Auch Muslime beteiligen sich an der Diskussion. Für ihre offenen, ausführlichen Stellungnahmen erhält etwa Hashmi viel Lob von anderen Foristen, auch wenn sie mit ihren Ansichten nicht übereinstimmen. "Wahr ist, dass der Islam keine Trennung von Staat und Religion vorsieht", schreibt sie und sagt ausdrücklich, dass für sie der Koran vor dem Grundgesetz komme. Durch solche Aussagen fühlen sich viele Forumsteilnehmer in ihren Zweifeln an der Möglichkeit eines respektvollen Miteinanders bestätigt.
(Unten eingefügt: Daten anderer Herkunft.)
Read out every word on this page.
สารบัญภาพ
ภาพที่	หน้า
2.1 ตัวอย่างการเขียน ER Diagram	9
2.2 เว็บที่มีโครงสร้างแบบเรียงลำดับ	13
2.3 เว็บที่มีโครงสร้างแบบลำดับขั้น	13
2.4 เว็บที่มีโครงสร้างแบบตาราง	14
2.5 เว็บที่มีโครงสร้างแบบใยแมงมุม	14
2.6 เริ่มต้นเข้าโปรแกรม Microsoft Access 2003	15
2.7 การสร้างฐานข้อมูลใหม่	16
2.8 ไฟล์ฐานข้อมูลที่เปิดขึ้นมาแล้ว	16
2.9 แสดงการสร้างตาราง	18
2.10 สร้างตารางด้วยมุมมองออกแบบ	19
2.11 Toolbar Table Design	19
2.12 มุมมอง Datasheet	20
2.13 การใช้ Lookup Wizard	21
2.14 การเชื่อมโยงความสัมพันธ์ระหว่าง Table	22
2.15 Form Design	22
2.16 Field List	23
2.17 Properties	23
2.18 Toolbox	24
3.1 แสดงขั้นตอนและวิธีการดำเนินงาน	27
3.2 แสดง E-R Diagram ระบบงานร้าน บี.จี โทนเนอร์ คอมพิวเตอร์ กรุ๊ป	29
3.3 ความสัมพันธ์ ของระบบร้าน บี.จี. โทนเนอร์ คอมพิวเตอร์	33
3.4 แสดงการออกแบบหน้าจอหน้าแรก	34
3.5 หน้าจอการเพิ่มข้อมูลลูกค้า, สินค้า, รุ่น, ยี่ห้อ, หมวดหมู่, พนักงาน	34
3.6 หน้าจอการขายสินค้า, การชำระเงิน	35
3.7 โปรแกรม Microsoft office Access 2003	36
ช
Nach mehr als 3300 Beiträgen allein zur Ausgangsfrage, ob der Kampf der Kulturen noch vermeidbar ist, wird deutlich: Gewalt ist für die ganz große Mehrheit der SPIEGEL-ONLINE-Foristen keine Lösung, auf der einen wie auf der anderen Seite. Ein Konflikt wie der um die Mohammed-Karikaturen, der ferion mittlerweile "stark an kindliche Sandkastenstreitereien" erinnert, dürfe nicht in einem Kampf der Kulturen enden. "Eine Reibung zwischen den Kulturen wird wohl unvermeidlich sein", schreibt Chinasky, "nicht aber ein 'totaler Krieg' von Kultur gegen Kultur".

Es gilt, die Ruhe zu bewahren. "Herunterkühlen, Kopf einschalten (auf beiden Seiten!) und handeln wie erwachsene und vernünftige Menschen", meint Weser. Man habe schließlich nur diesen einen Planeten und müsse sich miteinander abfinden. "So einfach ist das."